The ad-supported subscription will be in addition to the three options already available, the cheapest being $10 per month in the United States.
Microsoft will be responsible for designing and managing the platform for advertisers who want to serve ads to Netflix users.
“It’s very early days and we have much to work through,” Greg Peters, Netflix’s chief operating officer, said in a statement.
Microsoft added that advertisers “will have access to the Netflix audience and premium connected TV inventory.” Adding advertising means Netflix will expose itself to some thorny issues, including debates around consumers’ personal data being harvested on a massive scale to target them with more lucrative, personalized pitches.
Analysts were not surprised by Netflix’s choice in Microsoft because it offers fewer conflicts of interest for Netflix than some other companies.
“Unlike the top three ad sellers in Google, Meta, and Amazon, Microsoft hasn’t pushed competing streaming products,” wrote analyst Ross Benes.
After years of amassing subscribers, Netflix lost 200,000 customers worldwide in the first quarter compared to the end of 2021. That decline has contributed to a 70 percent decline in its stock price so far this year, wiped out in about $190 billion in shareholder wealth and triggered hundreds of layoffs.

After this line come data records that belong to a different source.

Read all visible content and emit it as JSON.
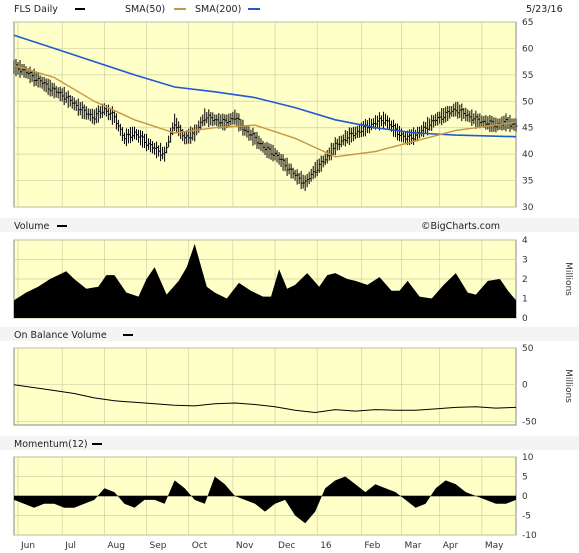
{
  "header": {
    "ticker_label": "FLS Daily",
    "sma50_label": "SMA(50)",
    "sma200_label": "SMA(200)",
    "date": "5/23/16"
  },
  "credit": "©BigCharts.com",
  "colors": {
    "background": "#ffffc8",
    "grid": "#cfcfa6",
    "price": "#000000",
    "sma50": "#c8963c",
    "sma200": "#1e5ad2",
    "volume": "#000000"
  },
  "chart_data": [
    {
      "type": "ohlc",
      "title": "FLS Daily",
      "ylim": [
        30,
        65
      ],
      "y_ticks": [
        30,
        35,
        40,
        45,
        50,
        55,
        60,
        65
      ],
      "x_months": [
        "Jun",
        "Jul",
        "Aug",
        "Sep",
        "Oct",
        "Nov",
        "Dec",
        "16",
        "Feb",
        "Mar",
        "Apr",
        "May"
      ],
      "series": [
        {
          "name": "FLS Daily",
          "kind": "price",
          "x": [
            0,
            4,
            8,
            12,
            16,
            20,
            25,
            30,
            35,
            40,
            45,
            50,
            55,
            60,
            65,
            70,
            75,
            80,
            85,
            90,
            95,
            100,
            105,
            110,
            115,
            120,
            125,
            130,
            135,
            140,
            145,
            150,
            155,
            160,
            165,
            170,
            175,
            180,
            185,
            190,
            195,
            200,
            205,
            210,
            215,
            220,
            225,
            230,
            235,
            240,
            245,
            250
          ],
          "y": [
            56.5,
            56.0,
            55.0,
            54.0,
            53.0,
            52.0,
            51.0,
            49.5,
            48.0,
            47.0,
            48.5,
            47.0,
            43.0,
            44.0,
            42.5,
            41.0,
            40.0,
            46.0,
            43.0,
            44.0,
            47.0,
            46.5,
            46.0,
            47.0,
            44.5,
            43.0,
            41.0,
            40.0,
            38.0,
            36.0,
            34.5,
            37.0,
            39.0,
            41.5,
            43.0,
            44.0,
            45.0,
            46.0,
            46.5,
            44.5,
            43.0,
            43.5,
            45.0,
            46.5,
            47.5,
            48.5,
            47.5,
            46.5,
            46.0,
            45.5,
            46.0,
            45.5
          ]
        },
        {
          "name": "SMA(50)",
          "kind": "sma",
          "x": [
            0,
            20,
            40,
            60,
            80,
            100,
            120,
            140,
            160,
            180,
            200,
            220,
            250
          ],
          "y": [
            56.8,
            54.5,
            50.0,
            46.5,
            44.0,
            45.0,
            45.5,
            43.0,
            39.5,
            40.5,
            42.5,
            44.5,
            46.0
          ]
        },
        {
          "name": "SMA(200)",
          "kind": "sma",
          "x": [
            0,
            20,
            40,
            60,
            80,
            100,
            120,
            140,
            160,
            180,
            200,
            220,
            250
          ],
          "y": [
            62.5,
            60.0,
            57.5,
            55.0,
            52.7,
            51.8,
            50.7,
            48.8,
            46.5,
            45.0,
            44.0,
            43.6,
            43.3
          ]
        }
      ]
    },
    {
      "type": "area",
      "title": "Volume",
      "unit": "Millions",
      "ylim": [
        0,
        4
      ],
      "y_ticks": [
        0,
        1,
        2,
        3,
        4
      ],
      "series": [
        {
          "name": "Volume",
          "x": [
            0,
            6,
            12,
            18,
            22,
            26,
            30,
            36,
            42,
            46,
            50,
            56,
            62,
            66,
            70,
            76,
            82,
            86,
            90,
            96,
            100,
            106,
            112,
            118,
            124,
            128,
            132,
            136,
            140,
            146,
            152,
            156,
            160,
            166,
            170,
            176,
            182,
            188,
            192,
            196,
            202,
            208,
            214,
            220,
            226,
            230,
            236,
            242,
            246,
            250
          ],
          "y": [
            0.9,
            1.3,
            1.6,
            2.0,
            2.2,
            2.4,
            2.0,
            1.5,
            1.6,
            2.2,
            2.2,
            1.3,
            1.1,
            2.0,
            2.6,
            1.2,
            1.9,
            2.6,
            3.8,
            1.6,
            1.3,
            1.0,
            1.8,
            1.4,
            1.1,
            1.1,
            2.5,
            1.5,
            1.7,
            2.3,
            1.6,
            2.2,
            2.3,
            2.0,
            1.9,
            1.7,
            2.1,
            1.4,
            1.4,
            1.9,
            1.1,
            1.0,
            1.7,
            2.3,
            1.3,
            1.2,
            1.9,
            2.0,
            1.4,
            0.9
          ]
        }
      ]
    },
    {
      "type": "line",
      "title": "On Balance Volume",
      "unit": "Millions",
      "ylim": [
        -55,
        50
      ],
      "y_ticks": [
        -50,
        0,
        50
      ],
      "series": [
        {
          "name": "On Balance Volume",
          "x": [
            0,
            10,
            20,
            30,
            40,
            50,
            60,
            70,
            80,
            90,
            100,
            110,
            120,
            130,
            140,
            150,
            160,
            170,
            180,
            190,
            200,
            210,
            220,
            230,
            240,
            250
          ],
          "y": [
            0,
            -4,
            -8,
            -12,
            -18,
            -22,
            -24,
            -26,
            -28,
            -29,
            -26,
            -25,
            -27,
            -30,
            -35,
            -38,
            -34,
            -36,
            -34,
            -35,
            -35,
            -33,
            -31,
            -30,
            -32,
            -31
          ]
        }
      ]
    },
    {
      "type": "area",
      "title": "Momentum(12)",
      "ylim": [
        -10,
        10
      ],
      "y_ticks": [
        -10,
        -5,
        0,
        5,
        10
      ],
      "series": [
        {
          "name": "Momentum(12)",
          "x": [
            0,
            5,
            10,
            15,
            20,
            25,
            30,
            35,
            40,
            45,
            50,
            55,
            60,
            65,
            70,
            75,
            80,
            85,
            90,
            95,
            100,
            105,
            110,
            115,
            120,
            125,
            130,
            135,
            140,
            145,
            150,
            155,
            160,
            165,
            170,
            175,
            180,
            185,
            190,
            195,
            200,
            205,
            210,
            215,
            220,
            225,
            230,
            235,
            240,
            245,
            250
          ],
          "y": [
            -1,
            -2,
            -3,
            -2,
            -2,
            -3,
            -3,
            -2,
            -1,
            2,
            1,
            -2,
            -3,
            -1,
            -1,
            -2,
            4,
            2,
            -1,
            -2,
            5,
            3,
            0,
            -1,
            -2,
            -4,
            -2,
            -1,
            -5,
            -7,
            -4,
            2,
            4,
            5,
            3,
            1,
            3,
            2,
            1,
            -1,
            -3,
            -2,
            2,
            4,
            3,
            1,
            0,
            -1,
            -2,
            -2,
            -1
          ]
        }
      ]
    }
  ]
}
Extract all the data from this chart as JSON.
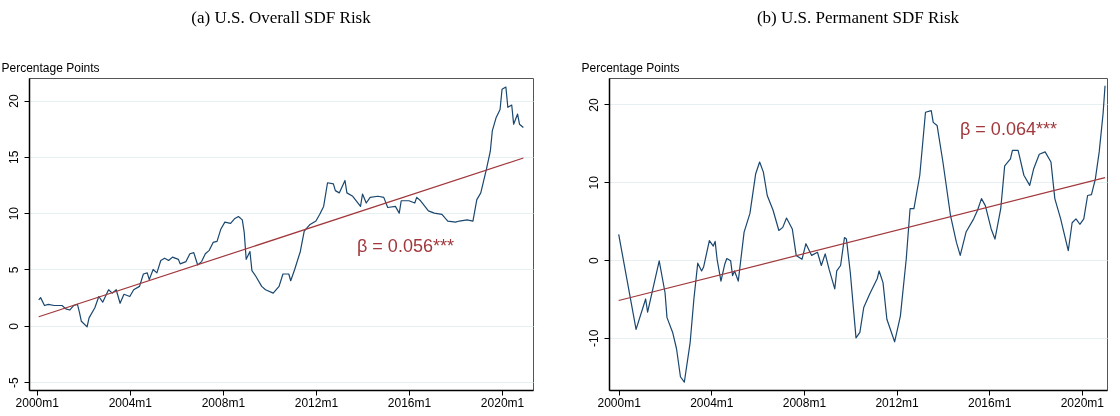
{
  "chart_data": [
    {
      "type": "line",
      "title": "(a) U.S. Overall SDF Risk",
      "ylabel": "Percentage Points",
      "xlim": [
        "1999-09",
        "2021-05"
      ],
      "ylim": [
        -5.7,
        22
      ],
      "xticks": [
        {
          "value": "2000-01",
          "label": "2000m1"
        },
        {
          "value": "2004-01",
          "label": "2004m1"
        },
        {
          "value": "2008-01",
          "label": "2008m1"
        },
        {
          "value": "2012-01",
          "label": "2012m1"
        },
        {
          "value": "2016-01",
          "label": "2016m1"
        },
        {
          "value": "2020-01",
          "label": "2020m1"
        }
      ],
      "yticks": [
        -5,
        0,
        5,
        10,
        15,
        20
      ],
      "grid": "y",
      "series": [
        {
          "color": "#1a476f",
          "x": [
            "2000-02",
            "2000-03",
            "2000-05",
            "2000-07",
            "2000-10",
            "2001-02",
            "2001-04",
            "2001-06",
            "2001-08",
            "2001-10",
            "2001-11",
            "2001-12",
            "2002-03",
            "2002-04",
            "2002-07",
            "2002-09",
            "2002-11",
            "2003-02",
            "2003-04",
            "2003-06",
            "2003-08",
            "2003-10",
            "2004-01",
            "2004-03",
            "2004-06",
            "2004-08",
            "2004-10",
            "2004-11",
            "2005-01",
            "2005-03",
            "2005-05",
            "2005-07",
            "2005-09",
            "2005-11",
            "2006-02",
            "2006-03",
            "2006-06",
            "2006-08",
            "2006-10",
            "2006-12",
            "2007-02",
            "2007-04",
            "2007-06",
            "2007-08",
            "2007-10",
            "2007-12",
            "2008-02",
            "2008-05",
            "2008-07",
            "2008-09",
            "2008-11",
            "2008-12",
            "2009-01",
            "2009-03",
            "2009-04",
            "2009-06",
            "2009-09",
            "2009-11",
            "2010-03",
            "2010-06",
            "2010-08",
            "2010-11",
            "2010-12",
            "2011-02",
            "2011-05",
            "2011-07",
            "2011-10",
            "2012-01",
            "2012-03",
            "2012-05",
            "2012-07",
            "2012-10",
            "2012-11",
            "2013-01",
            "2013-04",
            "2013-05",
            "2013-08",
            "2013-12",
            "2014-01",
            "2014-03",
            "2014-05",
            "2014-09",
            "2014-12",
            "2015-02",
            "2015-06",
            "2015-08",
            "2015-09",
            "2016-01",
            "2016-04",
            "2016-05",
            "2016-07",
            "2016-11",
            "2017-02",
            "2017-06",
            "2017-09",
            "2018-01",
            "2018-03",
            "2018-07",
            "2018-10",
            "2018-12",
            "2019-02",
            "2019-05",
            "2019-07",
            "2019-08",
            "2019-10",
            "2019-12",
            "2020-01",
            "2020-03",
            "2020-04",
            "2020-06",
            "2020-07",
            "2020-09",
            "2020-10",
            "2020-12"
          ],
          "values": [
            2.3,
            2.5,
            1.8,
            1.9,
            1.8,
            1.8,
            1.5,
            1.4,
            1.8,
            1.9,
            1.2,
            0.4,
            -0.1,
            0.7,
            1.6,
            2.6,
            2.1,
            3.2,
            2.9,
            3.2,
            2.0,
            2.8,
            2.6,
            3.2,
            3.5,
            4.6,
            4.7,
            4.1,
            5.0,
            4.7,
            5.8,
            6.0,
            5.8,
            6.1,
            5.9,
            5.5,
            5.7,
            6.4,
            6.5,
            5.4,
            5.7,
            6.4,
            6.7,
            7.4,
            7.5,
            8.6,
            9.2,
            9.1,
            9.5,
            9.7,
            9.4,
            8.3,
            5.9,
            6.6,
            4.9,
            4.4,
            3.5,
            3.2,
            2.9,
            3.5,
            4.6,
            4.6,
            4.0,
            5.0,
            6.6,
            8.4,
            9.0,
            9.3,
            9.9,
            10.6,
            12.7,
            12.6,
            12.0,
            11.8,
            12.9,
            11.8,
            11.5,
            10.6,
            11.7,
            10.9,
            11.4,
            11.5,
            11.4,
            10.5,
            10.6,
            10.0,
            11.1,
            11.1,
            10.9,
            11.4,
            11.1,
            10.2,
            10.0,
            9.9,
            9.3,
            9.2,
            9.3,
            9.4,
            9.3,
            11.2,
            11.8,
            13.9,
            15.5,
            17.3,
            18.5,
            19.2,
            21.0,
            21.2,
            19.4,
            19.6,
            17.9,
            18.8,
            17.9,
            17.6
          ]
        },
        {
          "type": "line",
          "color": "#a0383c",
          "x": [
            "2000-02",
            "2020-12"
          ],
          "values": [
            0.8,
            14.9
          ]
        }
      ],
      "annotations": [
        "β = 0.056***"
      ]
    },
    {
      "type": "line",
      "title": "(b) U.S. Permanent SDF Risk",
      "ylabel": "Percentage Points",
      "xlim": [
        "1999-08",
        "2021-02"
      ],
      "ylim": [
        -16.7,
        23.4
      ],
      "xticks": [
        {
          "value": "2000-01",
          "label": "2000m1"
        },
        {
          "value": "2004-01",
          "label": "2004m1"
        },
        {
          "value": "2008-01",
          "label": "2008m1"
        },
        {
          "value": "2012-01",
          "label": "2012m1"
        },
        {
          "value": "2016-01",
          "label": "2016m1"
        },
        {
          "value": "2020-01",
          "label": "2020m1"
        }
      ],
      "yticks": [
        -10,
        0,
        10,
        20
      ],
      "grid": "y",
      "series": [
        {
          "color": "#1a476f",
          "x": [
            "2000-01",
            "2000-10",
            "2001-03",
            "2001-04",
            "2001-10",
            "2002-01",
            "2002-02",
            "2002-05",
            "2002-07",
            "2002-09",
            "2002-11",
            "2003-02",
            "2003-04",
            "2003-06",
            "2003-08",
            "2003-09",
            "2003-12",
            "2004-02",
            "2004-03",
            "2004-04",
            "2004-06",
            "2004-08",
            "2004-09",
            "2004-11",
            "2004-12",
            "2005-01",
            "2005-03",
            "2005-06",
            "2005-09",
            "2005-12",
            "2006-02",
            "2006-04",
            "2006-06",
            "2006-09",
            "2006-12",
            "2007-02",
            "2007-04",
            "2007-07",
            "2007-09",
            "2007-12",
            "2008-02",
            "2008-05",
            "2008-08",
            "2008-10",
            "2008-12",
            "2009-02",
            "2009-05",
            "2009-06",
            "2009-08",
            "2009-10",
            "2009-11",
            "2010-01",
            "2010-04",
            "2010-06",
            "2010-08",
            "2010-11",
            "2011-03",
            "2011-04",
            "2011-06",
            "2011-08",
            "2011-12",
            "2012-03",
            "2012-06",
            "2012-08",
            "2012-10",
            "2013-01",
            "2013-04",
            "2013-07",
            "2013-08",
            "2013-10",
            "2014-01",
            "2014-05",
            "2014-08",
            "2014-10",
            "2015-01",
            "2015-05",
            "2015-07",
            "2015-09",
            "2015-11",
            "2016-02",
            "2016-04",
            "2016-07",
            "2016-09",
            "2016-12",
            "2017-01",
            "2017-04",
            "2017-07",
            "2017-10",
            "2017-12",
            "2018-03",
            "2018-06",
            "2018-09",
            "2018-11",
            "2019-02",
            "2019-06",
            "2019-08",
            "2019-10",
            "2019-12",
            "2020-02",
            "2020-04",
            "2020-06",
            "2020-08",
            "2020-10",
            "2020-12",
            "2021-01"
          ],
          "values": [
            3.3,
            -8.9,
            -5.0,
            -6.7,
            -0.1,
            -4.2,
            -7.4,
            -9.3,
            -11.4,
            -15.0,
            -15.7,
            -10.6,
            -5.0,
            -0.4,
            -1.4,
            -0.9,
            2.5,
            1.8,
            2.4,
            0.1,
            -2.7,
            -0.5,
            0.2,
            -0.1,
            -2.0,
            -1.4,
            -2.7,
            3.6,
            6.0,
            11.1,
            12.6,
            11.3,
            8.3,
            6.4,
            3.8,
            4.2,
            5.4,
            4.0,
            0.6,
            0.1,
            2.1,
            0.6,
            1.0,
            -0.7,
            0.8,
            -1.2,
            -3.7,
            -1.4,
            -0.7,
            2.9,
            2.7,
            -1.6,
            -10.0,
            -9.3,
            -6.1,
            -4.4,
            -2.4,
            -1.4,
            -2.9,
            -7.6,
            -10.5,
            -7.2,
            0.1,
            6.6,
            6.6,
            10.9,
            19.0,
            19.2,
            17.7,
            17.3,
            12.6,
            5.7,
            2.3,
            0.6,
            3.6,
            5.3,
            6.4,
            7.9,
            7.0,
            4.0,
            2.7,
            6.6,
            12.1,
            13.0,
            14.1,
            14.1,
            10.9,
            9.6,
            11.7,
            13.6,
            13.9,
            12.6,
            7.9,
            5.3,
            1.2,
            4.8,
            5.3,
            4.6,
            5.3,
            8.3,
            8.4,
            10.4,
            13.9,
            18.8,
            22.4
          ]
        },
        {
          "type": "line",
          "color": "#a0383c",
          "x": [
            "2000-01",
            "2021-01"
          ],
          "values": [
            -5.2,
            10.6
          ]
        }
      ],
      "annotations": [
        "β = 0.064***"
      ]
    }
  ]
}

The streaming giant reacted by announcing the arrival of advertising on the service, with the aim to finance the investments necessary to maintain its position as leader in the industry that it launched.
Landing the ad deal with a video streaming service that boasts more than 220 million subscribers represents a major coup for Microsoft, which has been engaged in a long-running and often acrimonious battle for the past 20 years with Google, the dominant force in digital advertising.
“This deal gives Microsoft something its growing ad business has lacked, quality streaming video inventory that has potential to scale” said Insider Intelligence analyst Ross Benes.